In the first concept, humans are bestowed by the Great Spirit the distinct role of "Guardians", who have the duty to look after the collective activity of the Earth continuum, and ensure that all "forms of life" thrive and uphold their sacred duty to the Great Spirit. Apart from humans, other creatures have been bestowed different sacred duties, and often in a more localized manner, and these efforts are equally valuable and also reciprocal, but are not the same as Guardianship. In the second concept, "the Seventh Generation", the duty of humans extends as distinct responsibility for the health, wellness, safety, and security of the seventh generation of the future. This is a time oriented perspective that serves to distinguish the strong and continued purpose and meaningfulness of the clan in the present, and to honor its future and the future of all its relations.

The perspectives of "sacred dutifulness" and "living relations" are part of a spontaneously shared worldview in all Indigenous spiritual traditions across the world. Today this perspective has profoundly influenced the global sustainability movement, and national and international concepts of environmental justice, especially on legal terms. This unique discourse considers both how humans may properly ask of the Earth and also how the Earth may properly ask of humans, too. In environmentalism, Indigenous ancestral wisdom describes the activity and core efforts of a worldview that considers the inherent and reciprocal relationship between all life. This distinction of a universal reciprocality extends in the concept of Guardianship as a legal term, and as an integral humanity, and serves as a means by which all Nations may integrate and value social-political environmental policy-making.

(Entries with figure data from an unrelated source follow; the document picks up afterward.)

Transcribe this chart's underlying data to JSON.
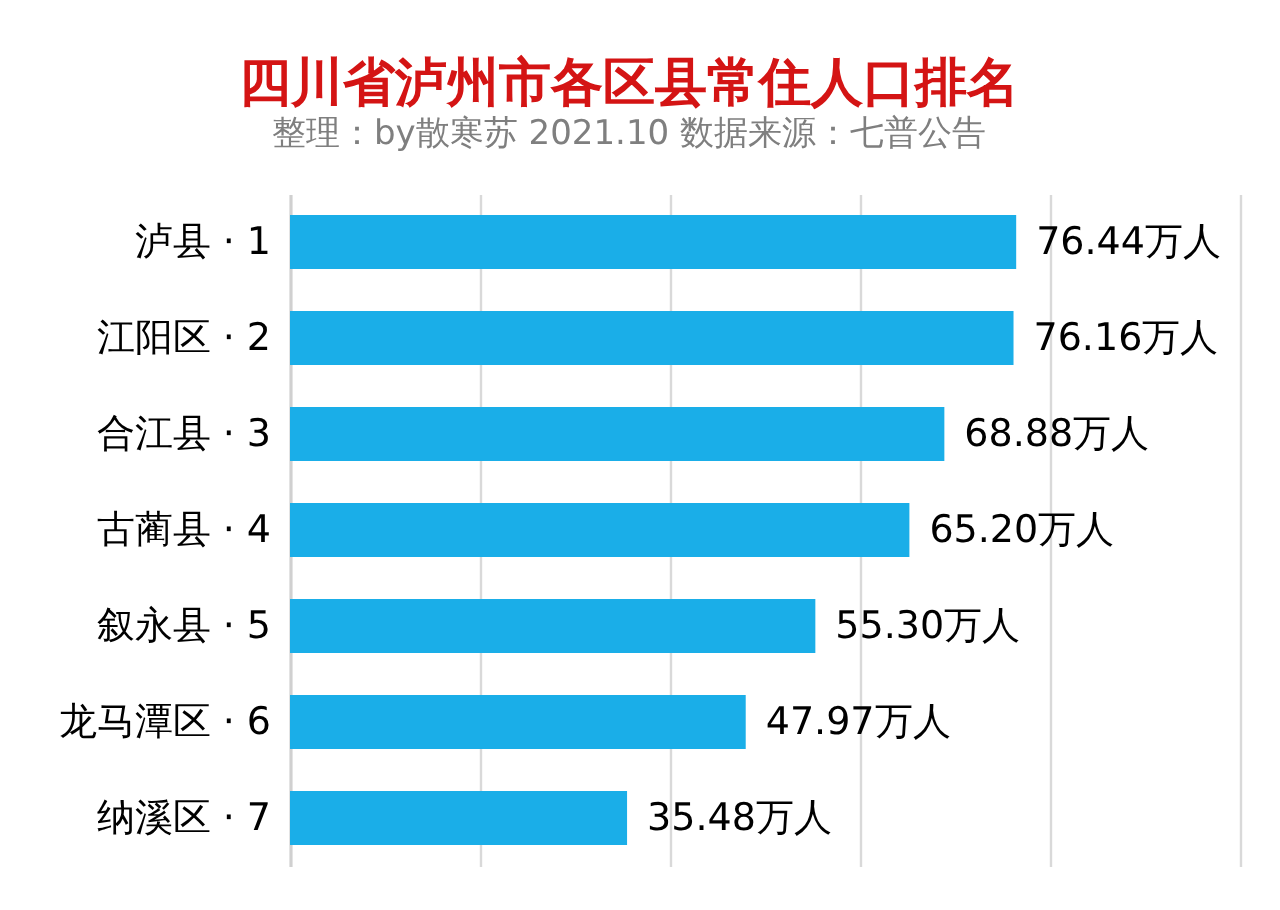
{
  "chart_data": {
    "type": "bar",
    "orientation": "horizontal",
    "title": "四川省泸州市各区县常住人口排名",
    "subtitle": "整理：by散寒苏  2021.10  数据来源：七普公告",
    "categories": [
      "泸县 · 1",
      "江阳区 · 2",
      "合江县 · 3",
      "古蔺县 · 4",
      "叙永县 · 5",
      "龙马潭区 · 6",
      "纳溪区 · 7"
    ],
    "values": [
      76.44,
      76.16,
      68.88,
      65.2,
      55.3,
      47.97,
      35.48
    ],
    "value_labels": [
      "76.44万人",
      "76.16万人",
      "68.88万人",
      "65.20万人",
      "55.30万人",
      "47.97万人",
      "35.48万人"
    ],
    "color": "#1aaee8",
    "xlim": [
      0,
      100
    ],
    "xticks": [
      {
        "value": 0,
        "label": null
      },
      {
        "value": 20,
        "label": null
      },
      {
        "value": 40,
        "label": null
      },
      {
        "value": 60,
        "label": null
      },
      {
        "value": 80,
        "label": null
      },
      {
        "value": 100,
        "label": null
      }
    ],
    "grid": "x",
    "tick_labels": "y"
  }
}
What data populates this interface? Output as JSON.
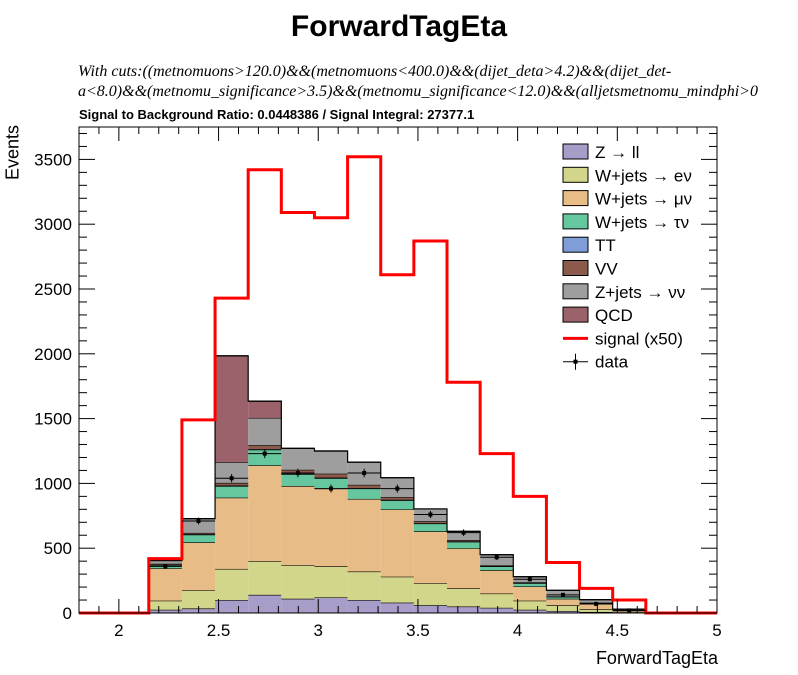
{
  "header": {
    "title": "ForwardTagEta",
    "cuts_line1": "With cuts:((metnomuons>120.0)&&(metnomuons<400.0)&&(dijet_deta>4.2)&&(dijet_det-",
    "cuts_line2": "a<8.0)&&(metnomu_significance>3.5)&&(metnomu_significance<12.0)&&(alljetsmetnomu_mindphi>0",
    "ratio_text": "Signal to Background Ratio: 0.0448386 / Signal Integral: 27377.1"
  },
  "chart_data": {
    "type": "histogram",
    "xlabel": "ForwardTagEta",
    "ylabel": "Events",
    "xlim": [
      1.8,
      5.0
    ],
    "ylim": [
      0,
      3750
    ],
    "xticks": [
      2,
      2.5,
      3,
      3.5,
      4,
      4.5,
      5
    ],
    "xtick_labels": [
      "2",
      "2.5",
      "3",
      "3.5",
      "4",
      "4.5",
      "5"
    ],
    "yticks": [
      0,
      500,
      1000,
      1500,
      2000,
      2500,
      3000,
      3500
    ],
    "ytick_labels": [
      "0",
      "500",
      "1000",
      "1500",
      "2000",
      "2500",
      "3000",
      "3500"
    ],
    "bin_edges": [
      2.15,
      2.3162,
      2.4824,
      2.6486,
      2.8148,
      2.981,
      3.1472,
      3.3134,
      3.4796,
      3.6458,
      3.812,
      3.9782,
      4.1444,
      4.3106,
      4.4768,
      4.643
    ],
    "stack": [
      {
        "name": "Z → ll",
        "color": "#a89cc8",
        "values": [
          25,
          35,
          100,
          140,
          110,
          120,
          100,
          80,
          60,
          50,
          40,
          25,
          15,
          8,
          3
        ]
      },
      {
        "name": "W+jets → eν",
        "color": "#d2d68a",
        "values": [
          70,
          140,
          240,
          260,
          260,
          240,
          220,
          200,
          170,
          140,
          110,
          70,
          45,
          22,
          7
        ]
      },
      {
        "name": "W+jets → μν",
        "color": "#e8bc86",
        "values": [
          250,
          370,
          550,
          740,
          610,
          600,
          560,
          520,
          400,
          310,
          180,
          110,
          50,
          40,
          10
        ]
      },
      {
        "name": "W+jets → τν",
        "color": "#66c79e",
        "values": [
          25,
          60,
          90,
          120,
          90,
          80,
          80,
          70,
          60,
          50,
          30,
          25,
          15,
          8,
          3
        ]
      },
      {
        "name": "TT",
        "color": "#7f9dd7",
        "values": [
          2,
          3,
          4,
          5,
          5,
          5,
          4,
          4,
          3,
          3,
          2,
          2,
          1,
          1,
          0
        ]
      },
      {
        "name": "VV",
        "color": "#8b5a4a",
        "values": [
          8,
          10,
          20,
          30,
          30,
          30,
          25,
          20,
          15,
          10,
          5,
          5,
          2,
          1,
          0
        ]
      },
      {
        "name": "Z+jets → νν",
        "color": "#9e9e9e",
        "values": [
          25,
          110,
          160,
          210,
          165,
          175,
          175,
          150,
          95,
          67,
          83,
          43,
          47,
          23,
          7
        ]
      },
      {
        "name": "QCD",
        "color": "#9b626b",
        "values": [
          0,
          0,
          820,
          130,
          0,
          0,
          0,
          0,
          0,
          0,
          0,
          0,
          0,
          0,
          0
        ]
      }
    ],
    "signal": {
      "name": "signal (x50)",
      "color": "#ff0000",
      "values": [
        420,
        1490,
        2430,
        3420,
        3090,
        3050,
        3520,
        2610,
        2870,
        1780,
        1230,
        900,
        390,
        190,
        100
      ]
    },
    "data": {
      "name": "data",
      "values": [
        360,
        710,
        1040,
        1230,
        1080,
        960,
        1080,
        960,
        760,
        620,
        430,
        260,
        140,
        70,
        20
      ]
    },
    "legend_position": "top-right"
  }
}
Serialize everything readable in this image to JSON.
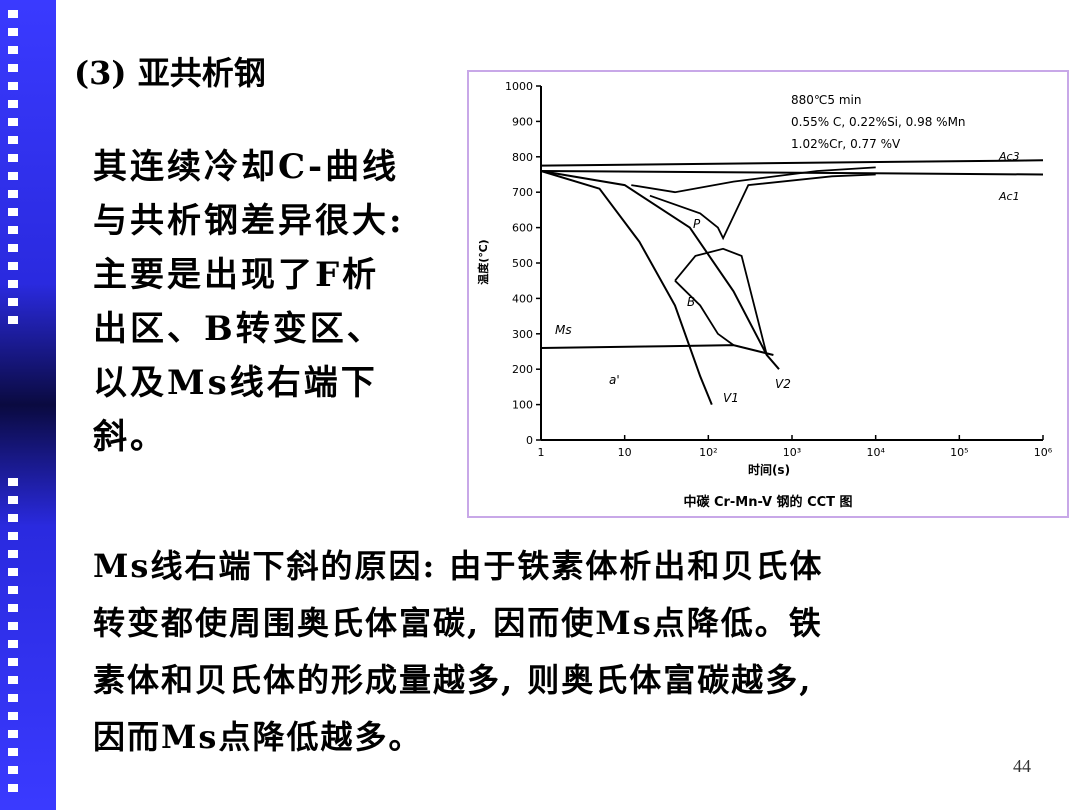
{
  "heading": "(3) 亚共析钢",
  "body_lines": [
    "其连续冷却C-曲线",
    "与共析钢差异很大:",
    "主要是出现了F析",
    "出区、B转变区、",
    "以及Ms线右端下",
    "斜。"
  ],
  "bottom_lines": [
    "Ms线右端下斜的原因: 由于铁素体析出和贝氏体",
    "转变都使周围奥氏体富碳, 因而使Ms点降低。铁",
    "素体和贝氏体的形成量越多, 则奥氏体富碳越多,",
    "因而Ms点降低越多。"
  ],
  "page_number": "44",
  "figure": {
    "caption": "中碳 Cr-Mn-V 钢的 CCT 图",
    "conditions": [
      "880℃5 min",
      "0.55% C, 0.22%Si, 0.98 %Mn",
      "1.02%Cr, 0.77 %V"
    ],
    "region_labels": {
      "p": "P",
      "b": "B",
      "ms": "Ms",
      "martensite": "a'",
      "v1": "V1",
      "v2": "V2",
      "ac3": "Ac3",
      "ac1": "Ac1"
    }
  },
  "chart_data": {
    "type": "line",
    "title": "中碳 Cr-Mn-V 钢的 CCT 图",
    "xlabel": "时间(s)",
    "ylabel": "温度(℃)",
    "xscale": "log",
    "xlim": [
      1,
      1000000
    ],
    "ylim": [
      0,
      1000
    ],
    "x_tick_labels": [
      "1",
      "10",
      "10²",
      "10³",
      "10⁴",
      "10⁵",
      "10⁶"
    ],
    "y_tick_labels": [
      "0",
      "100",
      "200",
      "300",
      "400",
      "500",
      "600",
      "700",
      "800",
      "900",
      "1000"
    ],
    "lines": [
      {
        "name": "Ac3",
        "points": [
          [
            1,
            775
          ],
          [
            1000000,
            790
          ]
        ]
      },
      {
        "name": "Ac1",
        "points": [
          [
            1,
            760
          ],
          [
            1000000,
            750
          ]
        ]
      },
      {
        "name": "Ms",
        "points": [
          [
            1,
            260
          ],
          [
            30,
            265
          ],
          [
            200,
            268
          ],
          [
            600,
            240
          ]
        ]
      },
      {
        "name": "V1",
        "points": [
          [
            1,
            760
          ],
          [
            5,
            710
          ],
          [
            15,
            560
          ],
          [
            40,
            380
          ],
          [
            80,
            180
          ],
          [
            110,
            100
          ]
        ]
      },
      {
        "name": "V2",
        "points": [
          [
            1,
            760
          ],
          [
            10,
            720
          ],
          [
            60,
            600
          ],
          [
            200,
            420
          ],
          [
            500,
            240
          ],
          [
            700,
            200
          ]
        ]
      }
    ]
  }
}
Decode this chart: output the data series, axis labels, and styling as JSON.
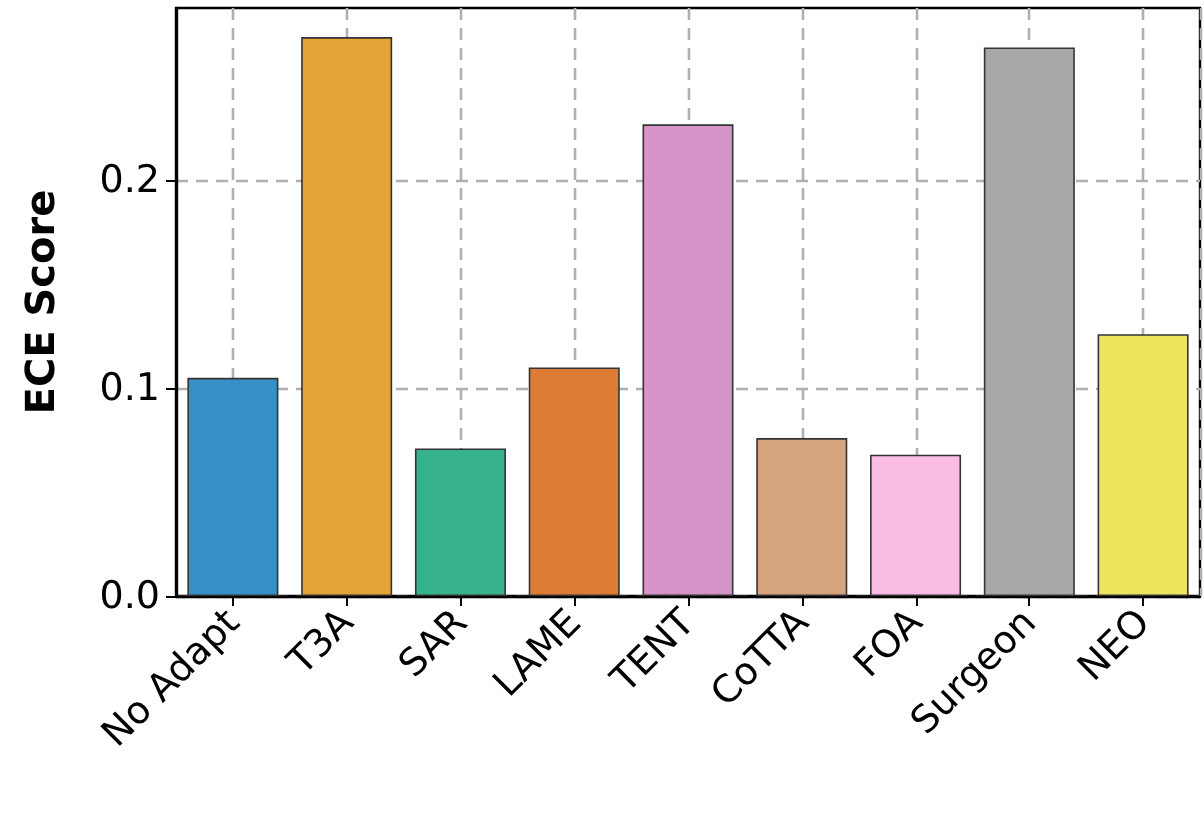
{
  "chart_data": {
    "type": "bar",
    "ylabel": "ECE Score",
    "categories": [
      "No Adapt",
      "T3A",
      "SAR",
      "LAME",
      "TENT",
      "CoTTA",
      "FOA",
      "Surgeon",
      "NEO"
    ],
    "values": [
      0.105,
      0.269,
      0.071,
      0.11,
      0.227,
      0.076,
      0.068,
      0.264,
      0.126
    ],
    "colors": [
      "#3590c6",
      "#e4a336",
      "#37b28e",
      "#de7c35",
      "#d693c7",
      "#d5a47d",
      "#fabce5",
      "#a8a8a8",
      "#eee55e"
    ],
    "ylim": [
      0,
      0.283
    ],
    "yticks": [
      {
        "value": 0,
        "label": "0.0"
      },
      0.1,
      0.2
    ],
    "grid": true
  }
}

This kind of shared or collective consideration promotes the legalease of "reciprocal responsibilities" to append the more common rhetoric of lawfulness as "individual rights". In the constitutions of Bolivia and Ecuador, for example, the Earth System is referenced as a legal entity, "Pachamama", which is the name for the Indigenous Spirit that is the Earth. The name "Pachamama" communicates how this Spirit lives as a collective, or as a functioning system or "whole". As Indigenous sciences implement a scientific framework very similar to "systems sciences" in the Western world, this legal reference to "Pachamama" is a lawful effort by the governments to bridge the rhetorical gap between these two invaluable worldviews. In these constitutions, Pachamama is recognized as having the rights to clean soil, water, air and biodiversity. Pachamama also has the right to be represented by legal advocates who affirm the reciprocal duty to preserve the Earth System. This world-changing development serves as a foundation for all Nations in the world to develop environmental policy.